Yes. Many thoughts. But rather than assaulting everyone with an epic wall of text, I'll keep it brief.

I think the answer to your question comes down to the personal preferences of the person seeking help. For some people, they want to know that the person listening has a similar experience, that they can understand and empathize. Also, I think it helps reduce the sense of shame over having experienced addiction, and over talking about it.

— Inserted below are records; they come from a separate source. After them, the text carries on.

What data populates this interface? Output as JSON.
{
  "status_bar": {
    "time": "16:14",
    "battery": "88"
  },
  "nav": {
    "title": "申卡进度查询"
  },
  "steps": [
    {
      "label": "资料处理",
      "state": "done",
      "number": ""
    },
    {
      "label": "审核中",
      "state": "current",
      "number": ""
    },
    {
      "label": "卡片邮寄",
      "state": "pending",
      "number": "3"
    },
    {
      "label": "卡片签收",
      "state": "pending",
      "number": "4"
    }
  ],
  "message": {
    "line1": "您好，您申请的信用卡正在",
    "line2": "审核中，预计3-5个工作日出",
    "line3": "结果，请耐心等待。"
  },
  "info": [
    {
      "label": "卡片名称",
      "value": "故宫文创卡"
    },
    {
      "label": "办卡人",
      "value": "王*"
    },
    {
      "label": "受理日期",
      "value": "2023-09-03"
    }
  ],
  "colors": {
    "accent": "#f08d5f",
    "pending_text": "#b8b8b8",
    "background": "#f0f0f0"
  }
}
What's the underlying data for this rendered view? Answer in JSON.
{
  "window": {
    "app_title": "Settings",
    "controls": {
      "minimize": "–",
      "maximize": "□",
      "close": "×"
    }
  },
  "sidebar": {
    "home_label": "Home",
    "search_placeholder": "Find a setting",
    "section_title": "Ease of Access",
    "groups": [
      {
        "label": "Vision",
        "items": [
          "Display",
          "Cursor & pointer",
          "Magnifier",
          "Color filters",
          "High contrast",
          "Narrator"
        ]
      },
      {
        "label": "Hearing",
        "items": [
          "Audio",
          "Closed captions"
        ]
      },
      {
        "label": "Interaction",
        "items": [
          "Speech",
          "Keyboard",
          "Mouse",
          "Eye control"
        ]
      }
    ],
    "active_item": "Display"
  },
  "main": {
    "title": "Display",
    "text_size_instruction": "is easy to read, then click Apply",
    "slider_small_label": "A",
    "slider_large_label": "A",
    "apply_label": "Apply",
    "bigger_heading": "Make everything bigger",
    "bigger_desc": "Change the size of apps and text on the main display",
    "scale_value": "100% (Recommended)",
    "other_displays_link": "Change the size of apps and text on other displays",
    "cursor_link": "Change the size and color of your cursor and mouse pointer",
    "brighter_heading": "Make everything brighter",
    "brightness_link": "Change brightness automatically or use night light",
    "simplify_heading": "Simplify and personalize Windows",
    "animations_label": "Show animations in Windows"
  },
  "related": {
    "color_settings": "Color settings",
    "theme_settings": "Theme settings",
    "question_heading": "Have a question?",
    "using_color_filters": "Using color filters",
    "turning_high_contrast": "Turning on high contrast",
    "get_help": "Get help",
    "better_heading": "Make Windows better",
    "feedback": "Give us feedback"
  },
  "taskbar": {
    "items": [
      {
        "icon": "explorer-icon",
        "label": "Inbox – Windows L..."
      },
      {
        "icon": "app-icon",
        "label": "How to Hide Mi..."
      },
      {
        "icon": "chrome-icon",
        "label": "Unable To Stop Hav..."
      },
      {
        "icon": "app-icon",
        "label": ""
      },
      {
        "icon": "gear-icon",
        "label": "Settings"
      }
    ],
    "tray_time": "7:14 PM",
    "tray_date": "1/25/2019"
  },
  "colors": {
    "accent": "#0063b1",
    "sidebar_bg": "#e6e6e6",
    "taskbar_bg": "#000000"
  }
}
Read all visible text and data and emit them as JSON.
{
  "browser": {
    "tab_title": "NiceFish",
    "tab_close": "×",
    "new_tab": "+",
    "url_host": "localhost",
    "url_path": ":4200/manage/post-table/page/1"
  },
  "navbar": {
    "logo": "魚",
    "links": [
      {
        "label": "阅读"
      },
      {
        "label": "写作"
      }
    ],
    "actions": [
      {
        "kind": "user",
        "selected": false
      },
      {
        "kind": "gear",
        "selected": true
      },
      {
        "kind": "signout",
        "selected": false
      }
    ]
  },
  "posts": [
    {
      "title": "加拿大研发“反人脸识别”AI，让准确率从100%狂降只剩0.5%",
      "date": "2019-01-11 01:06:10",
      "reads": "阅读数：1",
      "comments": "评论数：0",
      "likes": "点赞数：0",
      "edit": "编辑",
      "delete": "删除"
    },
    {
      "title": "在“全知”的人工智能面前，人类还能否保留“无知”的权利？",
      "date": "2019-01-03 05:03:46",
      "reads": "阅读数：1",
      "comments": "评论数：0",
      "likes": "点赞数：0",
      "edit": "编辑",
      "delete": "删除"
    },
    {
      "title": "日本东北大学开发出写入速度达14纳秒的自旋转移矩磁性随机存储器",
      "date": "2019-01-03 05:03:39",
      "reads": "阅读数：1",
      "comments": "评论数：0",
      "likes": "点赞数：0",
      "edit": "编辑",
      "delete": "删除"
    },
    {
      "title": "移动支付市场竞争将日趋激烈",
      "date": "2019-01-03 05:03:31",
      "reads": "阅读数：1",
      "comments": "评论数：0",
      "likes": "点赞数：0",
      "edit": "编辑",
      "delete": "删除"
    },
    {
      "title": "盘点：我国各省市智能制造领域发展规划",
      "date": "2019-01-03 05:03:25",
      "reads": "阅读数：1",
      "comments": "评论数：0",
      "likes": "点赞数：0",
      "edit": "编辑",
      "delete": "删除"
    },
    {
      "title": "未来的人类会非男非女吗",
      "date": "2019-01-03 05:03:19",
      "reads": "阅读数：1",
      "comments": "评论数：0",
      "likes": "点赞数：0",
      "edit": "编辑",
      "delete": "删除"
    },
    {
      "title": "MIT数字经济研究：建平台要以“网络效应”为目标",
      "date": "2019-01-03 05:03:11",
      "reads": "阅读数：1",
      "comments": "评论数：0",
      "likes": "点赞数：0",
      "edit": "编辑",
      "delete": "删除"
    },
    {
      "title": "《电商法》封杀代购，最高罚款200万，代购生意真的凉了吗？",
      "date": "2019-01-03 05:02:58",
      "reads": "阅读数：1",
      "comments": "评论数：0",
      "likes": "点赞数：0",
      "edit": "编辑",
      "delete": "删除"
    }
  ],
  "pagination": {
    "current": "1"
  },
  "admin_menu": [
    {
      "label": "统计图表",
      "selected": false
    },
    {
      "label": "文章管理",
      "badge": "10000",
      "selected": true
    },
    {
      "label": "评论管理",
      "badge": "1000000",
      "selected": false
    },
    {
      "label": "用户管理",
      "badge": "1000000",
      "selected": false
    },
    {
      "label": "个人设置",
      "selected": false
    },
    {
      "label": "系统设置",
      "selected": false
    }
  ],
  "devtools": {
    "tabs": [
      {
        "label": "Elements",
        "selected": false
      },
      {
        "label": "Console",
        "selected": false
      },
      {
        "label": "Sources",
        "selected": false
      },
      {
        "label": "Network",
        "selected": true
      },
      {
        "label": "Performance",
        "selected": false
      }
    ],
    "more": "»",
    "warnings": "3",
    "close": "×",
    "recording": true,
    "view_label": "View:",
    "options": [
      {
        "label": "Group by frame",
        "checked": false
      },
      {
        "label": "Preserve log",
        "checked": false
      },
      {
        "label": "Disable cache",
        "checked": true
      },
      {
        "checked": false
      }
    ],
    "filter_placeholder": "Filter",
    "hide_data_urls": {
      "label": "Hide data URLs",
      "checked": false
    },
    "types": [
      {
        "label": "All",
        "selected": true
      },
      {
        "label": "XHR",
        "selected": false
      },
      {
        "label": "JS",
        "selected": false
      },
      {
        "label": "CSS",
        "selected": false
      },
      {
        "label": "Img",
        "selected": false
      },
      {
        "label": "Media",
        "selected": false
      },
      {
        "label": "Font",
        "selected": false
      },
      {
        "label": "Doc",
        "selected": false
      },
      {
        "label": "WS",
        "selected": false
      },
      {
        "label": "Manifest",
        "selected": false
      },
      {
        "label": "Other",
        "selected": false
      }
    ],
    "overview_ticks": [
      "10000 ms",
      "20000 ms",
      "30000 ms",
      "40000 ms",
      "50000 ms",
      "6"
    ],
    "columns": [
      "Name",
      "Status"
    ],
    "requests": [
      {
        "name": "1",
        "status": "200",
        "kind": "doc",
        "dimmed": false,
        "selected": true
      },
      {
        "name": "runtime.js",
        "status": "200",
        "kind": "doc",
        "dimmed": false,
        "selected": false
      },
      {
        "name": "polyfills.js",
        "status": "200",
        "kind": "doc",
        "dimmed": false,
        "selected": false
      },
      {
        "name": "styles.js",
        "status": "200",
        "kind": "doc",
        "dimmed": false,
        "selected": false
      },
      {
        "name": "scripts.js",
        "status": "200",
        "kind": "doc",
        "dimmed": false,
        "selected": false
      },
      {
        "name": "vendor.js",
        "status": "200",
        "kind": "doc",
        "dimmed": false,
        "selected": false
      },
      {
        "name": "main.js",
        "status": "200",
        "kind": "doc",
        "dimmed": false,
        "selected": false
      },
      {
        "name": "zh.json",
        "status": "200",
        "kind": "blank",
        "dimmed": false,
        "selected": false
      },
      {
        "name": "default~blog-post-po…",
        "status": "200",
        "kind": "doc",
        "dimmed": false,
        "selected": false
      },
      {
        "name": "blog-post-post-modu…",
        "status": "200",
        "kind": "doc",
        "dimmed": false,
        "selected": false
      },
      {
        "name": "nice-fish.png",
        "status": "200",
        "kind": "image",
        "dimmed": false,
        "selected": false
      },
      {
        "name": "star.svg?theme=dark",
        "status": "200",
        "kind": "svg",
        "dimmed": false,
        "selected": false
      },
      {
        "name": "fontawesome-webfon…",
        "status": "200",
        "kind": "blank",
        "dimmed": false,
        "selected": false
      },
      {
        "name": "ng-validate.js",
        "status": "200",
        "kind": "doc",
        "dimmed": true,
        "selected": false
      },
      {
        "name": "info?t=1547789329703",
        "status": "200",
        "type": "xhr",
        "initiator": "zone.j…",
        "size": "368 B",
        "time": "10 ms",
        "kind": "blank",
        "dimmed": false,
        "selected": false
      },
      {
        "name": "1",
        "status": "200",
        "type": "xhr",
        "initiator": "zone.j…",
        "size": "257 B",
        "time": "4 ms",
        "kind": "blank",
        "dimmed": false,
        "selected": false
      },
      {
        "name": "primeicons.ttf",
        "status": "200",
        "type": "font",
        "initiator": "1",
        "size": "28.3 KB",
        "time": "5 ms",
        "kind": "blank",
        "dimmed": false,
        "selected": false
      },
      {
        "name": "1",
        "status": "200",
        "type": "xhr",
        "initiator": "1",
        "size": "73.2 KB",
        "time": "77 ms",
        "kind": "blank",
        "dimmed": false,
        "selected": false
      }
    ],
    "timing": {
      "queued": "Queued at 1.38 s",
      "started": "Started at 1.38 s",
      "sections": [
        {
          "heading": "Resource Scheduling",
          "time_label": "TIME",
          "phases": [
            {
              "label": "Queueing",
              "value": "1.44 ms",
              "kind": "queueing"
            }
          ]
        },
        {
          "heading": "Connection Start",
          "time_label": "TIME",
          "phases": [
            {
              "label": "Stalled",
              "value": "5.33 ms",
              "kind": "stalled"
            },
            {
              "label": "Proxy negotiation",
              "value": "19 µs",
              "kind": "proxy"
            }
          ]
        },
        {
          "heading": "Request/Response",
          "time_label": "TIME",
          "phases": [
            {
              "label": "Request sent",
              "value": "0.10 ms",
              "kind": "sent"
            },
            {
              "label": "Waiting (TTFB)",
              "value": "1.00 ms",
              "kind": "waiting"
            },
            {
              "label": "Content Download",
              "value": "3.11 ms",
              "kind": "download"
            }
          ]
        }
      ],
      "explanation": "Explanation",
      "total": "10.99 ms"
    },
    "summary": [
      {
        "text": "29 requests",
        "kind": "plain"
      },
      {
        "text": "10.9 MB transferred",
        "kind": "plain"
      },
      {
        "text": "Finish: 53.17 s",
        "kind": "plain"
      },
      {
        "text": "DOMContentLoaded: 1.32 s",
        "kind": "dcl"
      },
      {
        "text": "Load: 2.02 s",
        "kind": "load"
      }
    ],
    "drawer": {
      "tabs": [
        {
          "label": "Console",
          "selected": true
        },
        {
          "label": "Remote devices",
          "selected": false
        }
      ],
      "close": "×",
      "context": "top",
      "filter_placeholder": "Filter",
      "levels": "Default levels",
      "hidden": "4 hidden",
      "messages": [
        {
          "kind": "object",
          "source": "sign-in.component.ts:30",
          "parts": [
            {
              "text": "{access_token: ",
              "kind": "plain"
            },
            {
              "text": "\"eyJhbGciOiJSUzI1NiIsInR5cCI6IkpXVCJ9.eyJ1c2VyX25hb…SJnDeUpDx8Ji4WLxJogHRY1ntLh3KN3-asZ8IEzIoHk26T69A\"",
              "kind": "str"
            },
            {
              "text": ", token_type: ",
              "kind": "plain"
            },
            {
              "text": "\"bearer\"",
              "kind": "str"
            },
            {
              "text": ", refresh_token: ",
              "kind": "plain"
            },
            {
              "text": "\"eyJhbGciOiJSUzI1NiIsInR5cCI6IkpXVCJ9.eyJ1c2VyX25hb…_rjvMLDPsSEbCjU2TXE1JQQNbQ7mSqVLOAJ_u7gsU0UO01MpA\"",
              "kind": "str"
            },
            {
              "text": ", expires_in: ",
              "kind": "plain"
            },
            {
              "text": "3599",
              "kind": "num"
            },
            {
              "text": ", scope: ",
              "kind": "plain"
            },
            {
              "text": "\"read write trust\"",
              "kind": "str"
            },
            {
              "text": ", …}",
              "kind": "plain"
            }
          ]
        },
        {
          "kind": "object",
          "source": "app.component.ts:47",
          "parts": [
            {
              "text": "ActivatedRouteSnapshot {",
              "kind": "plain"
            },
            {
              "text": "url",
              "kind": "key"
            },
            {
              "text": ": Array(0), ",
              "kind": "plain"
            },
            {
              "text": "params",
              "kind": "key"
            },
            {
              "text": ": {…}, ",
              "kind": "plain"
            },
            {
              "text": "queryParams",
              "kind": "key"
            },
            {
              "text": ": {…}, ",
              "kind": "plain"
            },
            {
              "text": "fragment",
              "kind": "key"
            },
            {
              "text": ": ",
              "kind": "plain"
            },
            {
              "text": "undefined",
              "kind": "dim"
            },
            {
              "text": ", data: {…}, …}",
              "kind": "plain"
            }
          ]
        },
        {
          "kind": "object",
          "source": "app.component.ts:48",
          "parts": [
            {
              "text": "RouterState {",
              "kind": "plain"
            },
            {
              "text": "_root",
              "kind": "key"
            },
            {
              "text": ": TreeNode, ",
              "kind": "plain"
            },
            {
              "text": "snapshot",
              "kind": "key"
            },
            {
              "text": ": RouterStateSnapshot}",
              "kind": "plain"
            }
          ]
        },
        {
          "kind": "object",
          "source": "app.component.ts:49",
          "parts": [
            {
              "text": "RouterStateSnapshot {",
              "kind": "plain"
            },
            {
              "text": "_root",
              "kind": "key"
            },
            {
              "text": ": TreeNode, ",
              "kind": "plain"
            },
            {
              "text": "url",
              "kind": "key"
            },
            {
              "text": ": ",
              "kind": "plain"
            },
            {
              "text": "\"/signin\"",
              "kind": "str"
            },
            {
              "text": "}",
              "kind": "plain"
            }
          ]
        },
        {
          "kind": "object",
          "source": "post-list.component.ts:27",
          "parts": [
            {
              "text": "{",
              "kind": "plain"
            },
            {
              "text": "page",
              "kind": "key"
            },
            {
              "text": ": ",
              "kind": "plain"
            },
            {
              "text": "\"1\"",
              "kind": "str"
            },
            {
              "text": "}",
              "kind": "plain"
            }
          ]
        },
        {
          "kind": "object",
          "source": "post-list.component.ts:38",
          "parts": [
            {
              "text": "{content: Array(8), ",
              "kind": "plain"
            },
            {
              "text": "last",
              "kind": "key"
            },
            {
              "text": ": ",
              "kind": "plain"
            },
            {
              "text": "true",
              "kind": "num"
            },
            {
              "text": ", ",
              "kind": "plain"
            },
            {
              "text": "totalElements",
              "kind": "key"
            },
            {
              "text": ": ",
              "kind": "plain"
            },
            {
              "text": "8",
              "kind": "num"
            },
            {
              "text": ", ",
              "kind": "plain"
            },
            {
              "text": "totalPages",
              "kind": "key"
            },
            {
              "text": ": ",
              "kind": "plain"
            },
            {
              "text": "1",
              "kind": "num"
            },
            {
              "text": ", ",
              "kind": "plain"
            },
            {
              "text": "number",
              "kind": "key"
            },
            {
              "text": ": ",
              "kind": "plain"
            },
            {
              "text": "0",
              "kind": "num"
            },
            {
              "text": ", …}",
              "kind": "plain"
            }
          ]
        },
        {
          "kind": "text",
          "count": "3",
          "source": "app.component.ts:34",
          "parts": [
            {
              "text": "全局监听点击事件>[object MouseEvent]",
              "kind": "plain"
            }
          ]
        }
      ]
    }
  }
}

Other people, however, say they don't want (or don't care about) that in their counsellor/therapist. No two people are going to ever have the same experience, and so having someone who's "been there before" might mean having that person use their own experience to fill in the blanks about your story, and not fully listen to what it is you have to say.

There is a tendency these days to pathologize a wide range of behaviours as addictions--everything from sex to videogaming to the internet! However, there is a difference between something like alcohol and drug addiction where the need is physiologically driven and sex addiction where the compulsive behaviour is the result of poor impulse control. I guess if a person feels that their sexual behavour is getting out of hand and putting themselves and others at risk it is definitely good to talk it through with someone else in a non judgmental atmosphere. That person could be a psychotherapist of it could be a friend. However, I don't think it is helpful to call it an addiction because that label tends to rob the person of any rights or say over their own behaviour.

Yes, yes, yes, a thousand times, yes. You hit the nail on the head, pursine. Without developing a chemical tolerance or dependency, addiction per se is not the issue. Impulse control is the issue. That's where the term "sexual compulsivity" came from.

I'd think it were all semantics if it weren't for that last bit you wrote - that labelling sexual compulsivity "addiction" dis-empowers people to be able to deal with it.